Search code examples
c#pythonunicodeutf-8ligature

C# / Python Encoding difference


Basically I am doing some conversions of PDF's into text, then analyzing and clipping parts of that text using a library in Python. The Python "clipping" doesn't actually cut the text into separate files it just has a start character and end character position for string extraction. For example:

the quick brown fox jumped over the lazy dog

My python code might cut out "quick" by specifying 4 , 9. Then I am using C# for a GUI program and try to take these values assigned by Python, and it works... for the most part. It appears the optical character recognition program that turned the pdf into a text file included some odd UTF characters which will change the counts on the C# side.

The PDF-txt conversion odd characters characters include a "fi" character, instead of an "f" and "i" character (possibly other characters too, they are large files.) Now this wouldn't be a problem, except C# says this is one character and Python (as well as Notepad++) consider this 3 character positions.

C#: "fi" length = 1 character.

Python/Notepad++: "fi" length = 3 characters.
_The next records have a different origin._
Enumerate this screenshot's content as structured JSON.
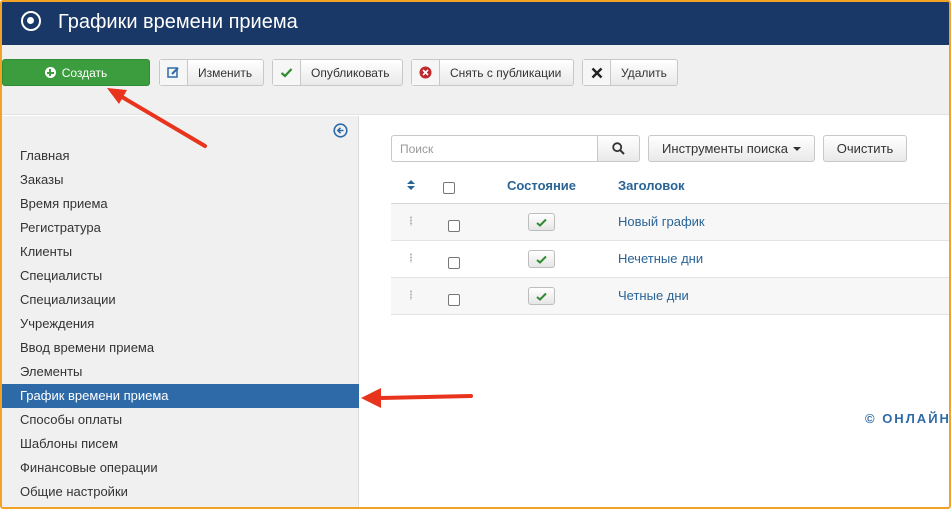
{
  "header": {
    "title": "Графики времени приема",
    "logo_icon": "joomla-logo-icon"
  },
  "toolbar": {
    "create_label": "Создать",
    "edit_label": "Изменить",
    "publish_label": "Опубликовать",
    "unpublish_label": "Снять с публикации",
    "delete_label": "Удалить",
    "colors": {
      "create": "#3c9d3e",
      "publish_check": "#2e8b2f",
      "unpublish": "#c0282d"
    }
  },
  "sidebar": {
    "items": [
      {
        "label": "Главная"
      },
      {
        "label": "Заказы"
      },
      {
        "label": "Время приема"
      },
      {
        "label": "Регистратура"
      },
      {
        "label": "Клиенты"
      },
      {
        "label": "Специалисты"
      },
      {
        "label": "Специализации"
      },
      {
        "label": "Учреждения"
      },
      {
        "label": "Ввод времени приема"
      },
      {
        "label": "Элементы"
      },
      {
        "label": "График времени приема",
        "active": true
      },
      {
        "label": "Способы оплаты"
      },
      {
        "label": "Шаблоны писем"
      },
      {
        "label": "Финансовые операции"
      },
      {
        "label": "Общие настройки"
      }
    ]
  },
  "search": {
    "placeholder": "Поиск",
    "value": "",
    "tools_label": "Инструменты поиска",
    "clear_label": "Очистить"
  },
  "table": {
    "columns": {
      "state": "Состояние",
      "title": "Заголовок"
    },
    "rows": [
      {
        "title": "Новый график",
        "published": true
      },
      {
        "title": "Нечетные дни",
        "published": true
      },
      {
        "title": "Четные дни",
        "published": true
      }
    ]
  },
  "footer": {
    "text": "© ОНЛАЙН"
  },
  "accent_colors": {
    "header": "#1a3867",
    "active": "#2e6aa8",
    "link": "#2a6496",
    "annotation": "#e8341c"
  }
}
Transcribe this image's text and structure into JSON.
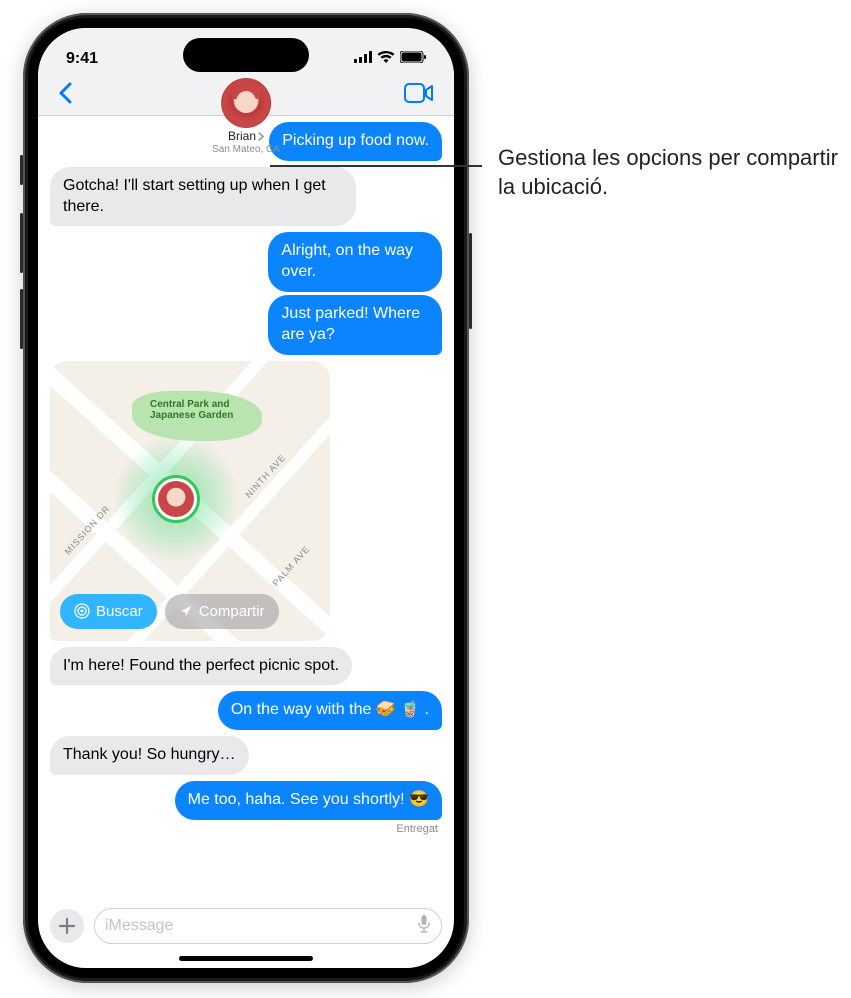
{
  "status": {
    "time": "9:41"
  },
  "header": {
    "contact_name": "Brian",
    "contact_location": "San Mateo, CA"
  },
  "messages": [
    {
      "type": "sent",
      "text": "Picking up food now."
    },
    {
      "type": "received",
      "text": "Gotcha! I'll start setting up when I get there."
    },
    {
      "type": "sent",
      "text": "Alright, on the way over."
    },
    {
      "type": "sent",
      "text": "Just parked! Where are ya?"
    },
    {
      "type": "received",
      "text": "I'm here! Found the perfect picnic spot."
    },
    {
      "type": "sent",
      "text": "On the way with the 🥪 🧋 ."
    },
    {
      "type": "received",
      "text": "Thank you! So hungry…"
    },
    {
      "type": "sent",
      "text": "Me too, haha. See you shortly! 😎"
    }
  ],
  "map": {
    "park_name": "Central Park and\nJapanese Garden",
    "street_ninth": "NINTH AVE",
    "street_palm": "PALM AVE",
    "street_mission": "MISSION DR",
    "find_label": "Buscar",
    "share_label": "Compartir"
  },
  "delivered_label": "Entregat",
  "input": {
    "placeholder": "iMessage"
  },
  "callout": "Gestiona les opcions per compartir la ubicació."
}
What this ends up doing is giving me an offset clip due to the difference of character counts. Like I said when I run it in python (linux) and try outputting the clipping its perfect, and then I transferred the text file to Windows and Notepad++ confirms they are the correct positions. C# really just counts the "fi" as one character and Notepad++ as well as Python count it as 3 characters for some reason.

I need a way to bridge this discrepancy from the Python side OR the C# side.


Solution

  • You have to distinguish between characters and bytes. utf8 is a character encoding, where one character can have up to 4 bytes. So notepad++ displays probably byte positions, where Python can work with both byte and character strings. In C# probably have read the file as text file, which also produces character strings.

    To read character strings in python use:

    import codecs
    with codecs.open(filename, encoding="utf-8") as inp:
        text = inp.read()